The last application, submitted by Brooke Allison of Montana Yoga Adventure, LLC, requested the proposed use of a Camp and Retreat Center on a 5.3 acre plot, containing the existing Rising Wolf Retreat, in a small subdivision just north of Polebridge. The applicant requested using the existing structures of the property, which, according to the staff report, include a single-family dwelling, a cabin, storage shed, four canvas tents on wooden platforms, a sauna and restroom facility for use in periodic activities such as yoga and writing retreats, yoga teacher certifications, and local yoga classes. The proposed use said it would have a 12 guest maximum capacity and the addition of a new bathroom facility requiring a new septic system.

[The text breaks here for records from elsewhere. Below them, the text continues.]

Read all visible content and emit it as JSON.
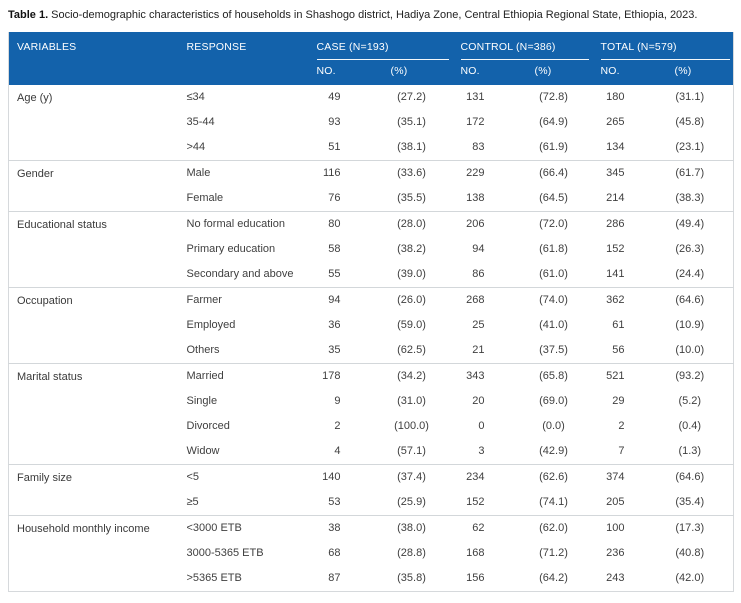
{
  "caption": {
    "label": "Table 1.",
    "text": "Socio-demographic characteristics of households in Shashogo district, Hadiya Zone, Central Ethiopia Regional State, Ethiopia, 2023."
  },
  "colors": {
    "header_bg": "#1362ab",
    "header_text": "#ffffff",
    "body_text": "#3f3f3f",
    "divider": "#d3d7da"
  },
  "header": {
    "variables": "VARIABLES",
    "response": "RESPONSE",
    "groups": [
      {
        "label": "CASE (N=193)",
        "sub": [
          "NO.",
          "(%)"
        ]
      },
      {
        "label": "CONTROL (N=386)",
        "sub": [
          "NO.",
          "(%)"
        ]
      },
      {
        "label": "TOTAL (N=579)",
        "sub": [
          "NO.",
          "(%)"
        ]
      }
    ]
  },
  "sections": [
    {
      "variable": "Age (y)",
      "rows": [
        {
          "response": "≤34",
          "values": [
            "49",
            "(27.2)",
            "131",
            "(72.8)",
            "180",
            "(31.1)"
          ]
        },
        {
          "response": "35-44",
          "values": [
            "93",
            "(35.1)",
            "172",
            "(64.9)",
            "265",
            "(45.8)"
          ]
        },
        {
          "response": ">44",
          "values": [
            "51",
            "(38.1)",
            "83",
            "(61.9)",
            "134",
            "(23.1)"
          ]
        }
      ]
    },
    {
      "variable": "Gender",
      "rows": [
        {
          "response": "Male",
          "values": [
            "116",
            "(33.6)",
            "229",
            "(66.4)",
            "345",
            "(61.7)"
          ]
        },
        {
          "response": "Female",
          "values": [
            "76",
            "(35.5)",
            "138",
            "(64.5)",
            "214",
            "(38.3)"
          ]
        }
      ]
    },
    {
      "variable": "Educational status",
      "rows": [
        {
          "response": "No formal education",
          "values": [
            "80",
            "(28.0)",
            "206",
            "(72.0)",
            "286",
            "(49.4)"
          ]
        },
        {
          "response": "Primary education",
          "values": [
            "58",
            "(38.2)",
            "94",
            "(61.8)",
            "152",
            "(26.3)"
          ]
        },
        {
          "response": "Secondary and above",
          "values": [
            "55",
            "(39.0)",
            "86",
            "(61.0)",
            "141",
            "(24.4)"
          ]
        }
      ]
    },
    {
      "variable": "Occupation",
      "rows": [
        {
          "response": "Farmer",
          "values": [
            "94",
            "(26.0)",
            "268",
            "(74.0)",
            "362",
            "(64.6)"
          ]
        },
        {
          "response": "Employed",
          "values": [
            "36",
            "(59.0)",
            "25",
            "(41.0)",
            "61",
            "(10.9)"
          ]
        },
        {
          "response": "Others",
          "values": [
            "35",
            "(62.5)",
            "21",
            "(37.5)",
            "56",
            "(10.0)"
          ]
        }
      ]
    },
    {
      "variable": "Marital status",
      "rows": [
        {
          "response": "Married",
          "values": [
            "178",
            "(34.2)",
            "343",
            "(65.8)",
            "521",
            "(93.2)"
          ]
        },
        {
          "response": "Single",
          "values": [
            "9",
            "(31.0)",
            "20",
            "(69.0)",
            "29",
            "(5.2)"
          ]
        },
        {
          "response": "Divorced",
          "values": [
            "2",
            "(100.0)",
            "0",
            "(0.0)",
            "2",
            "(0.4)"
          ]
        },
        {
          "response": "Widow",
          "values": [
            "4",
            "(57.1)",
            "3",
            "(42.9)",
            "7",
            "(1.3)"
          ]
        }
      ]
    },
    {
      "variable": "Family size",
      "rows": [
        {
          "response": "<5",
          "values": [
            "140",
            "(37.4)",
            "234",
            "(62.6)",
            "374",
            "(64.6)"
          ]
        },
        {
          "response": "≥5",
          "values": [
            "53",
            "(25.9)",
            "152",
            "(74.1)",
            "205",
            "(35.4)"
          ]
        }
      ]
    },
    {
      "variable": "Household monthly income",
      "rows": [
        {
          "response": "<3000 ETB",
          "values": [
            "38",
            "(38.0)",
            "62",
            "(62.0)",
            "100",
            "(17.3)"
          ]
        },
        {
          "response": "3000-5365 ETB",
          "values": [
            "68",
            "(28.8)",
            "168",
            "(71.2)",
            "236",
            "(40.8)"
          ]
        },
        {
          "response": ">5365 ETB",
          "values": [
            "87",
            "(35.8)",
            "156",
            "(64.2)",
            "243",
            "(42.0)"
          ]
        }
      ]
    }
  ]
}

The yoga retreat application received one public comment in support and 14 in opposition. Some concerns cited staff report findings of the property owner previously being in violation of necessary licensure for certain activities being conducted on the property, as well as a septic system violation, and that given these violations, further compliance may be dubious. Nearly all oppositional comments echoed a main concern that the proposed use did not fit the character of the neighborhood and would undermine 20- plus years of community planning.
“If this permit is accepted, our zoning may very well become unraveled. This unique, arduously developed plan, [implemented] years ago has been at the forefront of maintaining the unique character of the North Fork,” Randy Kenyon, chair of the North Fork Land Use Advisory Committee said.
In rebuttal, the Allison claimed the main objective of the donation-based retreats would be to offer people a chance to experience the unique and wild character of the area.
“It’s a little disheartening coming into a new community and being called a thinly-veiled plan to profit off an area, when our intention is to share it with others, and I feel like the overall sentiment is not wanting to share that with others,” Allison said.
The five member board denied the application 3-2, citing wildlife safety concerns, lack of emergency services, and the residential, rather than commercial nature of the site.
The tabled application will be readdressed in a month and denied applications, if resubmitted, must wait a year before being reconsidered.